Reflection on Mark 6:1-13 offered on July 1, 2018.

 

[1] Lewis, Karoline. “Sermon Brainwave.” #613 – Seventh Sunday after Pentecost. June 30, 2018. Accessed July 3, 2018. https://www.workingpreacher.org/brainwave.aspx.

[2] Jacobson, Rolf. “Sermon Brainwave.” #613 – Seventh Sunday after Pentecost. June 30, 2018. Accessed July 3, 2018. https://www.workingpreacher.org/brainwave.aspx.

[3] “Extravagant Welcome | A Training Guide for Greeters.” UCC Resources | UCC Resources – United Church of Christ. Accessed July 06, 2018. https://www.uccresources.com/products/extravagant-welcome?variant=1133881332.

[4] Paintner, Christine Valters. The Wisdom of the Body: A Contemplative Journey to Wholeness for Women. Notre Dame, IN: Sorin Books, 2017. 3.

[5] Paintner, Christine Valters. The Wisdom of the Body: A Contemplative Journey to Wholeness for Women. Notre Dame, IN: Sorin Books, 2017. 15.

[6] Paintner, Christine Valters. The Wisdom of the Body: A Contemplative Journey to Wholeness for Women. Notre Dame, IN: Sorin Books, 2017. 16.
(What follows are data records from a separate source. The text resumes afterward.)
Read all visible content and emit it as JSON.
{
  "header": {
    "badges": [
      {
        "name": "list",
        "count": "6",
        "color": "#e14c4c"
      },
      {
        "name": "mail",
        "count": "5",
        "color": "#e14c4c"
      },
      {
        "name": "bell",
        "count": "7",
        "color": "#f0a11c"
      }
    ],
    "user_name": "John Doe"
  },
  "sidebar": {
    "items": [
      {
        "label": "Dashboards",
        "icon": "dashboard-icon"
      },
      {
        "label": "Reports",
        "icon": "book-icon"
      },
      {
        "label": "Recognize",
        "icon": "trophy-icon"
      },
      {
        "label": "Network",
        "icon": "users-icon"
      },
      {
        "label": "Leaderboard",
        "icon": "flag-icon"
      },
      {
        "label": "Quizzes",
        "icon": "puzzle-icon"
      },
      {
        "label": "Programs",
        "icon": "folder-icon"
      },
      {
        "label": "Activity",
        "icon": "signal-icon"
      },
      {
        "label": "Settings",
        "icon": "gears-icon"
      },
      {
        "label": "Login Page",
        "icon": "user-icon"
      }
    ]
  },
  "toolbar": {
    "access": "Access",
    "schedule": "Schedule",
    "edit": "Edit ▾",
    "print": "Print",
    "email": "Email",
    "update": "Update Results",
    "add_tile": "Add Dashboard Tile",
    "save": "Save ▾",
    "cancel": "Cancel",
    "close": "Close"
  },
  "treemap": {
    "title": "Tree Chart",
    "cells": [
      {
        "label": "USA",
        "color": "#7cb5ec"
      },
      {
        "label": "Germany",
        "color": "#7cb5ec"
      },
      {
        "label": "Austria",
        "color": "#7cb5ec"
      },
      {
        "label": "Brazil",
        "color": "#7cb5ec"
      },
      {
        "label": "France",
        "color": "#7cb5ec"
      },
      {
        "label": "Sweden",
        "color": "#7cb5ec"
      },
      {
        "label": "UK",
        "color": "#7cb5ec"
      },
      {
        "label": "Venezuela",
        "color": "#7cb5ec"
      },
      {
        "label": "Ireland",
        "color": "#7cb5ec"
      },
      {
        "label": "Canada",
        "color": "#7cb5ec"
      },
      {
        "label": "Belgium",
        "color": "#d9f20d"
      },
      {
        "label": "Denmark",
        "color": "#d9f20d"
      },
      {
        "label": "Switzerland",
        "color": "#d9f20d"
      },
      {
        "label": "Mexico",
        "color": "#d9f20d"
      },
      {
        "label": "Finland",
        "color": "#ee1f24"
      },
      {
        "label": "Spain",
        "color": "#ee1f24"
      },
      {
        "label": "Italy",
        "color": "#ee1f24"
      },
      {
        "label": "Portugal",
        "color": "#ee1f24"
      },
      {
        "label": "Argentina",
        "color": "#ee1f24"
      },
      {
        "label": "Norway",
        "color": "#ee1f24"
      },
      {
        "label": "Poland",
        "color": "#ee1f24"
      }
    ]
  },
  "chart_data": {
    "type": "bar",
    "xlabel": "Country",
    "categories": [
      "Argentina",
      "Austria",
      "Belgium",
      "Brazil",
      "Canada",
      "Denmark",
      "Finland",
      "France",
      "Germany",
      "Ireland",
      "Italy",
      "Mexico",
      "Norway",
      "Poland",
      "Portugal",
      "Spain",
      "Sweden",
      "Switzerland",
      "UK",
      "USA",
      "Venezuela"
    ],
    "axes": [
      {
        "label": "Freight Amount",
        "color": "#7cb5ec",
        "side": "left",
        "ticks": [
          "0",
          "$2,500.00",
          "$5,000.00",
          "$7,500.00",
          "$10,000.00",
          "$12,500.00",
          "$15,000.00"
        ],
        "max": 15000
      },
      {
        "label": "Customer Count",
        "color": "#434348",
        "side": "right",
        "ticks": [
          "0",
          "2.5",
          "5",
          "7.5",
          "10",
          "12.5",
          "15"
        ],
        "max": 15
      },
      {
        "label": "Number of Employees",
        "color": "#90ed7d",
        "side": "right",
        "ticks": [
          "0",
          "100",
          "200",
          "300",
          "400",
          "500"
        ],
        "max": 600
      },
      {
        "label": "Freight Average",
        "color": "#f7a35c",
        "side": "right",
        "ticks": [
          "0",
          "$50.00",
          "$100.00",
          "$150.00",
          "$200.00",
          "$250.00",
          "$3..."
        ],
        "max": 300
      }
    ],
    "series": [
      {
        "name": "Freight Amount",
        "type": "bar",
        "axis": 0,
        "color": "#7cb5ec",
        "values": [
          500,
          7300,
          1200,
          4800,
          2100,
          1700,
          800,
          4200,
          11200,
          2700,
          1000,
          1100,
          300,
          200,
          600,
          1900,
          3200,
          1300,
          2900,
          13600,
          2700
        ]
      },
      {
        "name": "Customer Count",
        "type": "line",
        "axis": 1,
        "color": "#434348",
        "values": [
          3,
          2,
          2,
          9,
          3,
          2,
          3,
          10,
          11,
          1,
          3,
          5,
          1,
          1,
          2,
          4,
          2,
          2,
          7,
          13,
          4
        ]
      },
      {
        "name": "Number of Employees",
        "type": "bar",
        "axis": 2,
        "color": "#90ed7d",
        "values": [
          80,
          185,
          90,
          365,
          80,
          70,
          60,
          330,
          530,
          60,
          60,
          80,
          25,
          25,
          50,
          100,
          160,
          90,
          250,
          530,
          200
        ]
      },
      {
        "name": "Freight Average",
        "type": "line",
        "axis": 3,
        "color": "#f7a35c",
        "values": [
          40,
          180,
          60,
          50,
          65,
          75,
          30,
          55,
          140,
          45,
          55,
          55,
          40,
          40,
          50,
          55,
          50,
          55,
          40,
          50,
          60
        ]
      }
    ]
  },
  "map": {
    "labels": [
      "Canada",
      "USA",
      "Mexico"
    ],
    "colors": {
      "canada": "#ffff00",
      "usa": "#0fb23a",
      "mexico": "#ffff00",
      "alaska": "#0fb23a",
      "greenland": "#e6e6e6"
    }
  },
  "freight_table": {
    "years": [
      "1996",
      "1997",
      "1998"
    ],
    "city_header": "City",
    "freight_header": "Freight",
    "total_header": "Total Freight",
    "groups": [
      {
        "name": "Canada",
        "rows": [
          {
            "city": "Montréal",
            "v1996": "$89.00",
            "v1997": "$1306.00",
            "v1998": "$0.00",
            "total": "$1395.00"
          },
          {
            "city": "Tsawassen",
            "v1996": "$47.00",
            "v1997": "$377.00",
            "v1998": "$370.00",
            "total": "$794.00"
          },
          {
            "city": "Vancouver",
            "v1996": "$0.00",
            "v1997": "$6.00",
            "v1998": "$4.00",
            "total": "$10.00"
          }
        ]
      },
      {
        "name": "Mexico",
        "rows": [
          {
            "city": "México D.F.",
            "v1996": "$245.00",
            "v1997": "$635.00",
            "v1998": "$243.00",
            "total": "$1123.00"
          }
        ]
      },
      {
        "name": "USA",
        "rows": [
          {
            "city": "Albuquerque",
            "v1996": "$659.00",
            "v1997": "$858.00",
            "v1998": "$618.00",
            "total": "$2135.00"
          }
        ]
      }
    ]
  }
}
[7] Paintner, Christine Valters. The Wisdom of the Body: A Contemplative Journey to Wholeness for Women. Notre Dame, IN: Sorin Books, 2017. 16.

[8] Paintner, Christine Valters. The Wisdom of the Body: A Contemplative Journey to Wholeness for Women. Notre Dame, IN: Sorin Books, 2017. 20.

[9] Paintner, Christine Valters. The Wisdom of the Body: A Contemplative Journey to Wholeness for Women. Notre Dame, IN: Sorin Books, 2017. 22.

[10] Paintner, Christine Valters. The Wisdom of the Body: A Contemplative Journey to Wholeness for Women. Notre Dame, IN: Sorin Books, 2017. 18.